How Wellington became the home of craft beer – talking brews and Beervana with Tuatara’s Third Eye manager Scott Boswell
Boswell is something of an old hand in the Wellington craft beer scene. He started working at the Malthouse in 2001, and also managed at The Hop Garden before joining the Tuatara team, where he is now the manager of the Third Eye, its craft beer bar complete with an in-house microbrewery.
Its bar, located on Arthur St in Te Aro, acts as a tasting room, as well as a testing ground for some of the more experimental flavours Boswell and the Tuatara team tinker with.
About one to two new flavours are created on-site each month, and if they do well, they have the chance to be rolled out to Tuatara’s bigger brewery in Kapiti.
Previous concoctions include a crab pale ale made with real crabs (an even “crabbier” version will be available at Beervana) and a brown ale with goose stock folded into it, though neither beverage made it into being a permanent product.
Tuatara founder Carl Vasta and Scott Boswell
Over the past 16 years, Boswell has seen the craft beer scene in the capital take shape, diversifying from a couple of big players into a mecca for breweries, big and small.
He says Wellington “accidentally” became the home of craft beer in the same way Wellingtonians rallied behind the local coffee culture when it was a new phenomenon.
“It’s a goldilocks kind of zone – a city that’s small enough by being geographically smushed in together all living, working and playing in the same area, so it doesn’t take much for a spark to take hold,” Boswell says.
“Wellington as a city is really good for supporting those groundswell, local movements, whether it’s 42 Below vodka being distilled in a guy’s garage or Pic’s Peanut Butter dedicating three years to working out exactly what the best peanut is to import to make good peanut butter – I don’t know how much support those kinds of industries would find in bigger cities.”
According to the 2017 ANZ Craft Beer Report, there are now 194 ‘craft’ breweries in the New Zealand market. A good chunk of these are in the Wellington region – 34, to be exact.
This is a leap in the number of breweries when compared to 2001, where New Zealand had 62 small and seven large breweries in operation.
Boswell says back when he began in the industry around 16 years ago, the diversity of beer styles was also limited, with only five or so recognised.
“What craft looks to do is to fill in all the grey scale in between,” Boswell says. “Craft is all about reinterpreting, re-contextualising a beer. You want to put your own stamp on it and that’s one of things Tuatara has done over the years – moved away from faithfully recreated beers and doing it with more of a New Zealand edge on it, using locally grown hops and locally grown malts.”
He says a craft brewer is like a chef in many respects.
“I wouldn’t expect a chef to go ‘all the food in the history of mankind has already been created’. There’s always that drive to experiment and the artistry coming through, we’re still creating stuff as opposed to automatism that spits some beer out at the other end.”

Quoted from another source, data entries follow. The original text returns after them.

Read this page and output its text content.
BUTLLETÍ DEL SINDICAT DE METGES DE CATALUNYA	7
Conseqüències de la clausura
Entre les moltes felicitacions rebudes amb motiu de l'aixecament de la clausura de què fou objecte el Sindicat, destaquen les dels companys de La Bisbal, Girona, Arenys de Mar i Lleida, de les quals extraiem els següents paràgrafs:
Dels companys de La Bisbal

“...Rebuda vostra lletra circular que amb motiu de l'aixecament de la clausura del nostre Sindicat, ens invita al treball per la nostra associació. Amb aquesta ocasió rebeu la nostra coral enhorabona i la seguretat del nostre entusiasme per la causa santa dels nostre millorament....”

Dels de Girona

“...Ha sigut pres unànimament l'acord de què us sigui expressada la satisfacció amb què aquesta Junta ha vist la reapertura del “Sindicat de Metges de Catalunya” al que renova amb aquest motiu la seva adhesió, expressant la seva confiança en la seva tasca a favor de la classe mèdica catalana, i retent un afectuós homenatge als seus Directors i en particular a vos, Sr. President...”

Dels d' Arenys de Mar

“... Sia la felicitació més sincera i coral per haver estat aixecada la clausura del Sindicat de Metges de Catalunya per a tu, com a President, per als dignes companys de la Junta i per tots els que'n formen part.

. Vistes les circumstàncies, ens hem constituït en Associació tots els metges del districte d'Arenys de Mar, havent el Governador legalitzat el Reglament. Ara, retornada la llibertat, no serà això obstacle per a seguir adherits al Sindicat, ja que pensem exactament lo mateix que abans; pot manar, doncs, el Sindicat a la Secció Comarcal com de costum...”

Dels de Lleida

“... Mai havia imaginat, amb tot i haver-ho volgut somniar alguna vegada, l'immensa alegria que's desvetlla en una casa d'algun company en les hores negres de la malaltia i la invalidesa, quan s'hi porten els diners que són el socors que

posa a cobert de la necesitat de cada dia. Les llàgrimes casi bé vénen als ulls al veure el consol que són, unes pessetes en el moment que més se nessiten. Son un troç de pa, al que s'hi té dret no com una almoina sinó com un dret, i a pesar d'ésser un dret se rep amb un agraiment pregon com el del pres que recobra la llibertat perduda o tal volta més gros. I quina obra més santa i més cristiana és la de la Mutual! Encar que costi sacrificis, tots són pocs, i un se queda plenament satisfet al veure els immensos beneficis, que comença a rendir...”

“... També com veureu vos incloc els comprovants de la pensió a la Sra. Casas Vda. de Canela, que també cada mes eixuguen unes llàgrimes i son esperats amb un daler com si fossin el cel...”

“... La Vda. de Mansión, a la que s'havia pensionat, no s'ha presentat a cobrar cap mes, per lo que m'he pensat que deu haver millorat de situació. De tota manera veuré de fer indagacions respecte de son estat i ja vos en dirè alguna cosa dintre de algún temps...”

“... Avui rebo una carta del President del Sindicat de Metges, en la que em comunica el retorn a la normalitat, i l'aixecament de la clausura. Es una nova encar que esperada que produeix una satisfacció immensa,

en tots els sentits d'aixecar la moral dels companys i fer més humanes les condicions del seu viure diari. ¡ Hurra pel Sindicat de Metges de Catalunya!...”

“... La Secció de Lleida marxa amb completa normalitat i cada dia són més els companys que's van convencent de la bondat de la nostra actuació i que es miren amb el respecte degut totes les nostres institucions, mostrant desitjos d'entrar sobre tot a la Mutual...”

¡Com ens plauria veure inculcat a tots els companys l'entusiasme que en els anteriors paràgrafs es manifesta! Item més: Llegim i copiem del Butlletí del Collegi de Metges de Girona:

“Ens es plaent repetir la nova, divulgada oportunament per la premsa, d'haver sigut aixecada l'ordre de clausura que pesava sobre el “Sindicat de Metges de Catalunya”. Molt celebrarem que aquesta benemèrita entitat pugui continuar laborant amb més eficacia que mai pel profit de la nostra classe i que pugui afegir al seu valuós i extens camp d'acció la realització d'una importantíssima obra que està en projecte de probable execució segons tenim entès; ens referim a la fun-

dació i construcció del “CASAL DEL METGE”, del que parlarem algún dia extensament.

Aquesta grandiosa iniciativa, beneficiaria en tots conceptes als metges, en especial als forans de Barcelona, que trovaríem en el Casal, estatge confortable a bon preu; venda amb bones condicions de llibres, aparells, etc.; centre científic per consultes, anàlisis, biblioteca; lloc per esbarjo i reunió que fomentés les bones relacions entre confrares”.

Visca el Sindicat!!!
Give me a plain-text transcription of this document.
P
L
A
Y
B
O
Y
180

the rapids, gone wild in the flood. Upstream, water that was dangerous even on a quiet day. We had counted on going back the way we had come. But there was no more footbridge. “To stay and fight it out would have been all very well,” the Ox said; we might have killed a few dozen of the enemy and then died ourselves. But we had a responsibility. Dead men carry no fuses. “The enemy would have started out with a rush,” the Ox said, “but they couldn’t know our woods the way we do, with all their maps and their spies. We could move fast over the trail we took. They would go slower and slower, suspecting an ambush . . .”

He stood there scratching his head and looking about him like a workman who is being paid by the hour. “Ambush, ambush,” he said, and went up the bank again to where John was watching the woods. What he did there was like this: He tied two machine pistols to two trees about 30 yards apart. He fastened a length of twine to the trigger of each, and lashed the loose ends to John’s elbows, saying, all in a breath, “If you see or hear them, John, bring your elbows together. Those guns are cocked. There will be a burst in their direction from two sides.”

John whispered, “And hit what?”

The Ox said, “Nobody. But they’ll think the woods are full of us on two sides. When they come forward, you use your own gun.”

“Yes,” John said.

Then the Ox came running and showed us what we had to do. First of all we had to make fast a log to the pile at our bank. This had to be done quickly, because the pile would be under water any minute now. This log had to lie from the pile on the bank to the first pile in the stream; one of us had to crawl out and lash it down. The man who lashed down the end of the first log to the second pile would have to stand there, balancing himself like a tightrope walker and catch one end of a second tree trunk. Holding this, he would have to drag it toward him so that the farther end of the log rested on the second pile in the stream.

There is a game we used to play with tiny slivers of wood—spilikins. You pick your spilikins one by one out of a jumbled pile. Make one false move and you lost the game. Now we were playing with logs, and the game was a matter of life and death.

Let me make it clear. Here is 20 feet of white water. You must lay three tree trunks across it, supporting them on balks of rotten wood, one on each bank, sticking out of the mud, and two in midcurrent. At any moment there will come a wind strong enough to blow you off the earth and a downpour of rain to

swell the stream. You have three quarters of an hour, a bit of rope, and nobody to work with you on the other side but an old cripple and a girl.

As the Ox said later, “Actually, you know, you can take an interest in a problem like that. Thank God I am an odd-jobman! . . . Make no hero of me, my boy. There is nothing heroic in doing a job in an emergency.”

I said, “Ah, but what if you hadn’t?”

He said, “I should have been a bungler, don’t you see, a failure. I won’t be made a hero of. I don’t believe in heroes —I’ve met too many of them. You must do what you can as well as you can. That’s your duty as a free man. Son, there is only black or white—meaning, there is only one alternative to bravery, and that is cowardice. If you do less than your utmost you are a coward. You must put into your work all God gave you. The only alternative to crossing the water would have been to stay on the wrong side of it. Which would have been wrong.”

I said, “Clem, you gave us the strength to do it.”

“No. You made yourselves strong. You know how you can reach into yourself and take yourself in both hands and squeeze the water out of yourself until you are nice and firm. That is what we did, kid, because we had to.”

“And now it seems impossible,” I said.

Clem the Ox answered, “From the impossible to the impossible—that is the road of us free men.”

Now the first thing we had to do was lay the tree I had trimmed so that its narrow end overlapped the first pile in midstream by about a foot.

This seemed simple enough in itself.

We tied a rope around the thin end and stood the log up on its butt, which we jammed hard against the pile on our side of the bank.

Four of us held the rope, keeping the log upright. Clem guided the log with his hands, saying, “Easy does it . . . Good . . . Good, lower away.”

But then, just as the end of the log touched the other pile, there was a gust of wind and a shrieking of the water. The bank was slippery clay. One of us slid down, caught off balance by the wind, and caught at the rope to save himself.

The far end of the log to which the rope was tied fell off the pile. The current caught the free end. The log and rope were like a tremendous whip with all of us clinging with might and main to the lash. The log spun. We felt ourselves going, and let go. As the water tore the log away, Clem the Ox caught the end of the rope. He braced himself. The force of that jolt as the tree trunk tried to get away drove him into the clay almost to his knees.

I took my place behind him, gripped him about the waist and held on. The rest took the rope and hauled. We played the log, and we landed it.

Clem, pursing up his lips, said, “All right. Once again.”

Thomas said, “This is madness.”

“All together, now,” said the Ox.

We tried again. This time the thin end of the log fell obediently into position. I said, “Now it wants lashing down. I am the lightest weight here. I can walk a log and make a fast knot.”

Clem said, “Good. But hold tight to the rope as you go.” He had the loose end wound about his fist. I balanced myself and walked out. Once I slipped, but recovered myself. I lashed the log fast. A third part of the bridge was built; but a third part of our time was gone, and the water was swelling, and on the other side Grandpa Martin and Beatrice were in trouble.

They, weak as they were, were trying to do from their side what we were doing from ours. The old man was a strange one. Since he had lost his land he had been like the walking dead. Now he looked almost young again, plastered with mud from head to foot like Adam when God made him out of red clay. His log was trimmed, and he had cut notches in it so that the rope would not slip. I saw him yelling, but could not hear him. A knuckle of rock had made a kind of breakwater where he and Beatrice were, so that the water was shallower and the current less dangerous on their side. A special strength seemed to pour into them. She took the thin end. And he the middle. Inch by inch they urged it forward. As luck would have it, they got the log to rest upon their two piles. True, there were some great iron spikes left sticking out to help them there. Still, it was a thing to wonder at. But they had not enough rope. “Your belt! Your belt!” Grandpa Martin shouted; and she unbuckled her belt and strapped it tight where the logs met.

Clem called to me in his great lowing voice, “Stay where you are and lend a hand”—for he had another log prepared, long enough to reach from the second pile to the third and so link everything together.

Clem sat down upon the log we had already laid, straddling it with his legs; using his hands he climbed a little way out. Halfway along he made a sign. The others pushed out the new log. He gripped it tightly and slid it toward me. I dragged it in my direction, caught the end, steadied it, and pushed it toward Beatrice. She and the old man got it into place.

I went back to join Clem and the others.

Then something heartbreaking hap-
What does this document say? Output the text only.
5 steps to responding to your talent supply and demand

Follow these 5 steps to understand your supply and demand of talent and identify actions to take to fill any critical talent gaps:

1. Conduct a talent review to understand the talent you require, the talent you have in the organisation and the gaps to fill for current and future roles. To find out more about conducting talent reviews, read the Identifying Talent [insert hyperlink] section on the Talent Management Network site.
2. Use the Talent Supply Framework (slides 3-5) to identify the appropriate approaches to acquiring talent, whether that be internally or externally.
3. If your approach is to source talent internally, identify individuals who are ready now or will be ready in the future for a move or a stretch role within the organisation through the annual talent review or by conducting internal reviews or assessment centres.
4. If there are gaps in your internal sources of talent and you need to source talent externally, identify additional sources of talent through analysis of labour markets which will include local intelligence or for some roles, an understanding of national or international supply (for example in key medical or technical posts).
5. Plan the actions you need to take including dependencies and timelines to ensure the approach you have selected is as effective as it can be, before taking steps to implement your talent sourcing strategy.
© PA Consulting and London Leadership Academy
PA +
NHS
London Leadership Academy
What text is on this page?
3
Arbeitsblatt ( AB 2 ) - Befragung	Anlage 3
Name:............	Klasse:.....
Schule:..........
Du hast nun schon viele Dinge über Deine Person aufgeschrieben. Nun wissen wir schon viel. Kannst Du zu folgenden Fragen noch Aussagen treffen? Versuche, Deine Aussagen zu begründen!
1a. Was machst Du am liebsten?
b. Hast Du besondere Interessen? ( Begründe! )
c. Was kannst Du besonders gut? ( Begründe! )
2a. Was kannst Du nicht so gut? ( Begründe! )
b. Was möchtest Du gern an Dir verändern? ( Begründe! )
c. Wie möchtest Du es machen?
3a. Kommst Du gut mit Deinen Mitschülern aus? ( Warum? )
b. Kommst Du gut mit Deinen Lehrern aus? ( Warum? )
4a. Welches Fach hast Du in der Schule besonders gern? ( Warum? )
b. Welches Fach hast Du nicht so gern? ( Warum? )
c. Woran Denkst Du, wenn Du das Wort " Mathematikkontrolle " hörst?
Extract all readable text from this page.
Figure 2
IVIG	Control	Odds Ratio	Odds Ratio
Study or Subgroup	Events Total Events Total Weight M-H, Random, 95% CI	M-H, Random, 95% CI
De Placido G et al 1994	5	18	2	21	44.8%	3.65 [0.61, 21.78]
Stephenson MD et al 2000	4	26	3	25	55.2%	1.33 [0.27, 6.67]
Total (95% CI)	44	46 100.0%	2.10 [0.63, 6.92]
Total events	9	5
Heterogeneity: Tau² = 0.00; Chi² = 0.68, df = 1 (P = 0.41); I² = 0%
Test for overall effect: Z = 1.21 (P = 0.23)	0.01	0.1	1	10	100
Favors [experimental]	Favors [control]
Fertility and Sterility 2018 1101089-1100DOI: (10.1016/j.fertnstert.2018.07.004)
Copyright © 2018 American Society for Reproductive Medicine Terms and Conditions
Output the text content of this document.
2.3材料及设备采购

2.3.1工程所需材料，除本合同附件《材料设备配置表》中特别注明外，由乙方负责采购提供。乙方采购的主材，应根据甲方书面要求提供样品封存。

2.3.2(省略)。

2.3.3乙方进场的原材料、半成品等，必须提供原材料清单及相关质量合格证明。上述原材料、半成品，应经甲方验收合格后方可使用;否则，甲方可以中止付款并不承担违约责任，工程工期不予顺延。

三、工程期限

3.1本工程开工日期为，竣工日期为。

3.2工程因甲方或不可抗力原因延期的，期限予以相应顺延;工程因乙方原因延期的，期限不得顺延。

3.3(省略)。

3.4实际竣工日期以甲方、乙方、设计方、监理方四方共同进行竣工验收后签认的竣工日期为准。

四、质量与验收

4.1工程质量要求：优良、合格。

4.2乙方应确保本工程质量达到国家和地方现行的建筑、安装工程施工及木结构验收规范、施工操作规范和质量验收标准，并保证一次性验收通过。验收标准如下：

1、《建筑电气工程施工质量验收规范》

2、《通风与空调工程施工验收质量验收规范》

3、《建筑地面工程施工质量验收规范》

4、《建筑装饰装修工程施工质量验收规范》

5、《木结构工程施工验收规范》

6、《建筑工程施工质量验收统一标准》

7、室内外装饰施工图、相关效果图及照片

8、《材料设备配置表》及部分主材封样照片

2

There are now 152 variations of beer listed in the Brewers Association Beer Style Guidelines.
Another aspect that’s changed is that in the early days is the need to explain what each flavour of craft beer was. Boswell said it was perfectly acceptable to call your beer a pilsner or an IPA in the branding, because the concept was very new to people.
Now, a lot of people – although he reckons Wellingtonians in particular lead the charge on this one – have a higher level of education around craft beer, while the market has become more saturated, leading to brands like Tuatara undergoing brand refreshes to relabel their core range.
Exactly what craft beer means is still a matter up for debate, Boswell says.
“No one can really agree on what craft means and that’s not without its problems as well. In the US and Australia, the craft beer industry has ditched the idea of craft and moved towards the idea of independents being the most important aspect of what they’re talking about,” he says.
“Craft means something to you, to me, to Joe Bloggs on the street. Independent ownership is defining characteristic of what craft beer is all about, so it’ll be interesting to see whether New Zealand adopts that. In our context under DB [DB bought Tuatara for an undisclosed sum in January 2017] I’d define that down even further and say you can still have independence of spirit, even if you don’t physically own the copper and the bricks and mortar, ownership is not actually that relevant, as long as you’re still in charge of your own destiny and still brewing the beers the way you want to brew them.”
At Beervana this year, Tuatara will be showcasing new beers in six different flavour profiles, such as sweet, sour, bitter and bready. Other new brews include a sweet chocolate milk stout and a feijoa mandarin flavoured beer.
The interesting (and apparently very palatable) crab pale ale will also make another appearance.
“They’re all beers designed to be drunk, though maybe some are more readily drinkable than others,” Boswell says.